对于使用金属化合物的三维（3D）打印，已有许多研究。然而，使用金属化合物的3D打印的缺点在于，其增加了供应金属材料的成本。为了降低成本，已经提出了使用作为可回收材料的炉渣的方法。随着对使用副产品进行增材制造的需求不断增长，矿渣作为3D打印技术的多样化回收材料已受到关注。分析了一种新的制造方法，该方法通过增材制造来混合矿渣和增强金属，从而制造多孔体。然而，由于其由于低强度，低耐久性和结构缺陷而导致的低质量，产生的炉渣量高，并且其可用性仍然不确定。也，炉渣是一种极好的材料，具有生产具有高机械性能的结构的巨大潜力，由于烧结铁副产物的困难，在炉渣回收领域的研究有限。为了开发一种在3D打印粉末中利用炉渣的回收方法，描述了一项通过混合炉渣和陶瓷珠来提高工业实用性的研究。提出了一种方法来比较3D打印的炉渣零件的物理性能与通过混合铁渣，氧化铝和氧化锆产生的那些物理性能。为了找到具有最佳物理性能的混合比，测试了平均粒径，弯曲应力和最大压缩应力。获得最高强度的配合比是铁渣粉为40％，氧化铝为60％时。此外，切下施加应力测试的成分的标本，以在显微镜下分析组织。据认为，通过混合氧化铝和锆，烧结结构中的裂纹减少并且密度增加，从而有助于提高强度。当将由氧化铝和锆组成的陶瓷珠与矿渣混合以形成复合材料时，可以生产出具有可用作3D打印材料的物理性能水平的金属化合物。此外，提出了一种通过增材制造来生产轻质结构材料的新颖概念，该概念涉及一种制造工艺，其中将高强度金属堆叠在空心基础钢内部。据认为，通过混合氧化铝和锆，烧结结构中的裂纹减少并且密度增加，从而有助于提高强度。当将由氧化铝和锆组成的陶瓷珠与矿渣混合以形成复合材料时，可以生产出具有可用作3D打印材料的物理性能水平的金属化合物。
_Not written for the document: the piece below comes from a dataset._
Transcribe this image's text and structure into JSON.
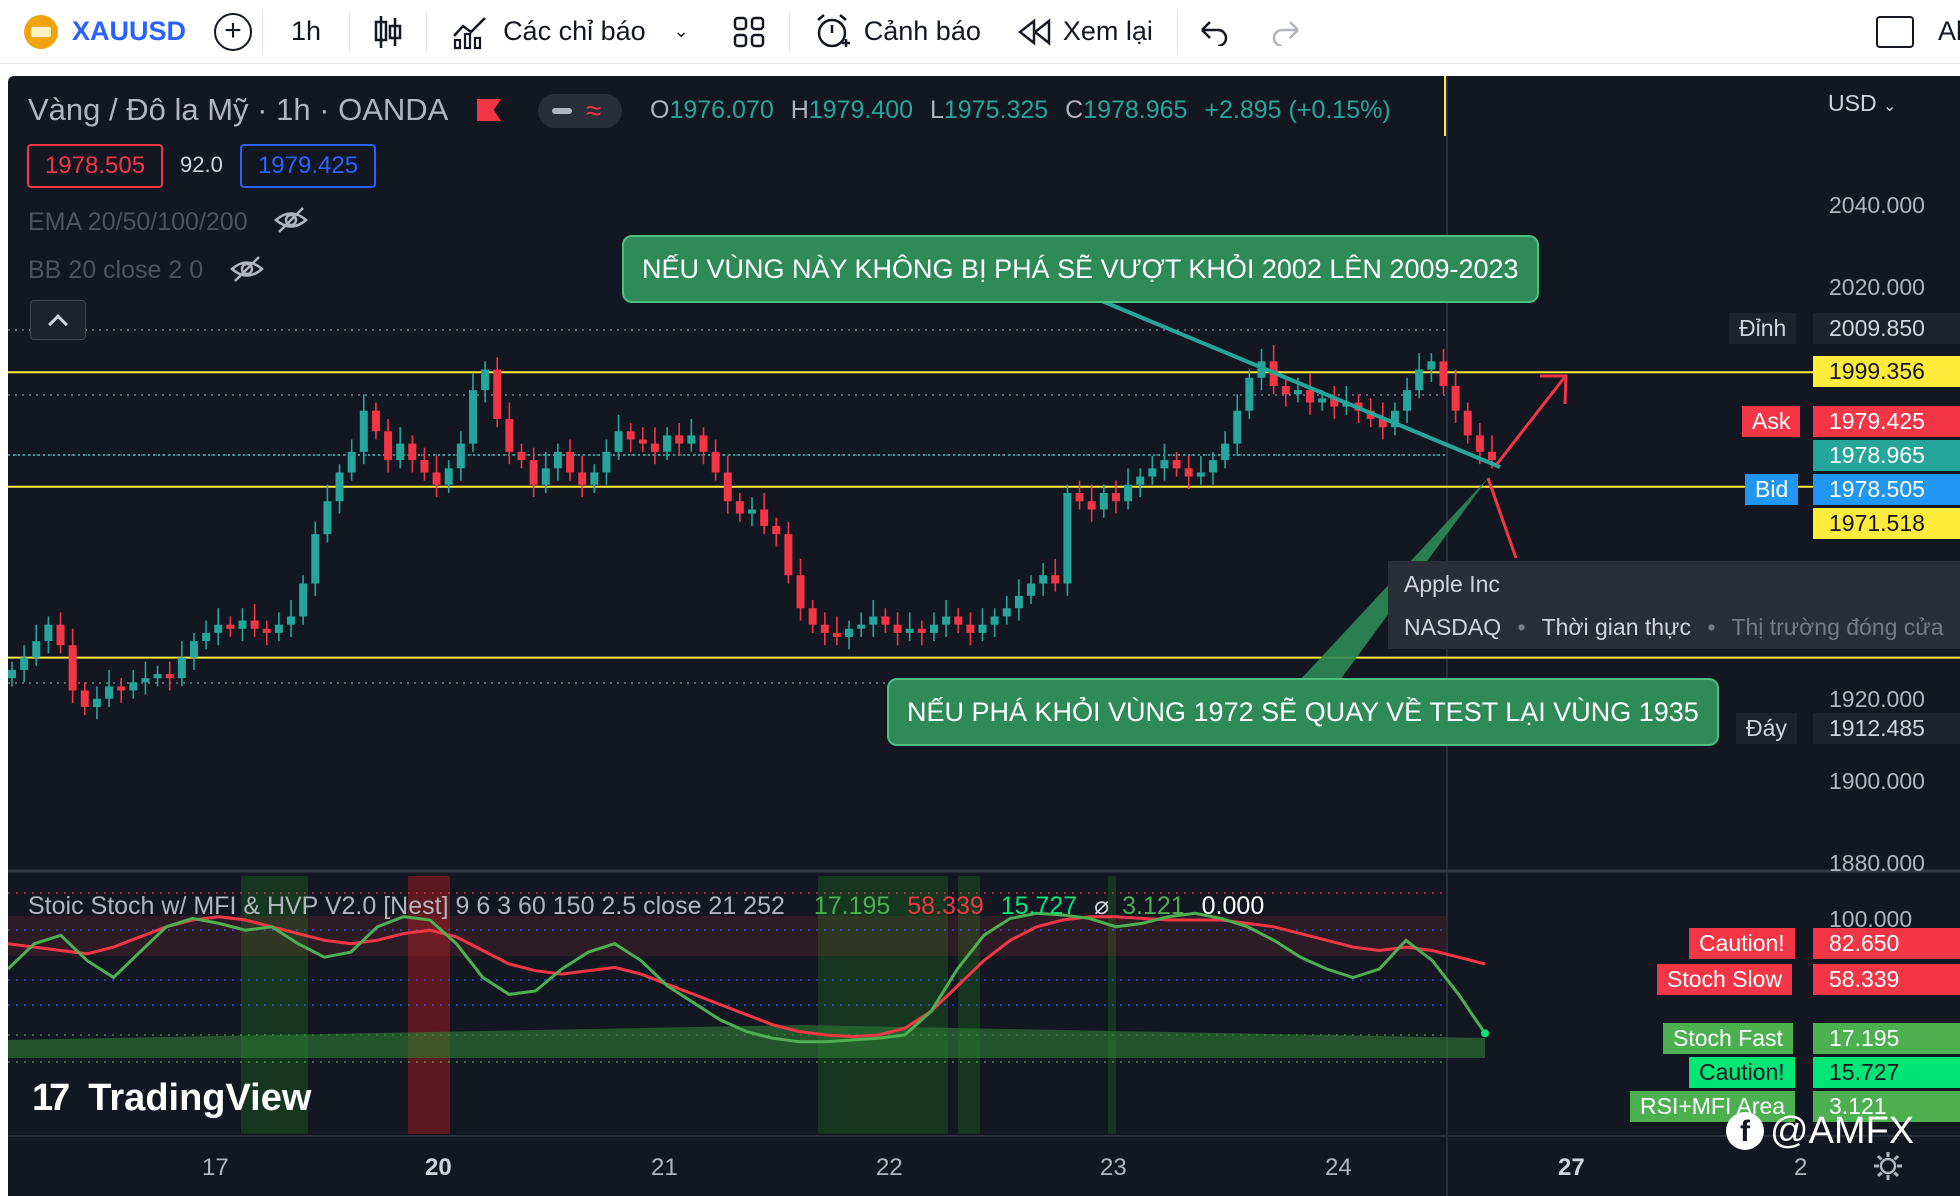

此外，提出了一种通过增材制造来生产轻质结构材料的新颖概念，该概念涉及一种制造工艺，其中将高强度金属堆叠在空心基础钢内部。据认为，通过混合氧化铝和锆，烧结结构中的裂纹减少并且密度增加，从而有助于提高强度。当将由氧化铝和锆组成的陶瓷珠与矿渣混合以形成复合材料时，可以生产出具有可用作3D打印材料的物理性能水平的金属化合物。此外，提出了一种通过增材制造来生产轻质结构材料的新颖概念，该概念涉及一种制造工艺，其中将高强度金属堆叠在空心基础钢内部。可以生产具有可用作3D打印材料的物理性能水平的金属化合物。此外，提出了一种通过增材制造来生产轻质结构材料的新颖概念，该概念涉及一种制造工艺，其中将高强度金属堆叠在空心基础钢内部。可以生产具有可用作3D打印材料的物理性能水平的金属化合物。此外，提出了一种通过增材制造来生产轻质结构材料的新颖概念，该概念涉及一种制造工艺，其中将高强度金属堆叠在空心基础钢内部。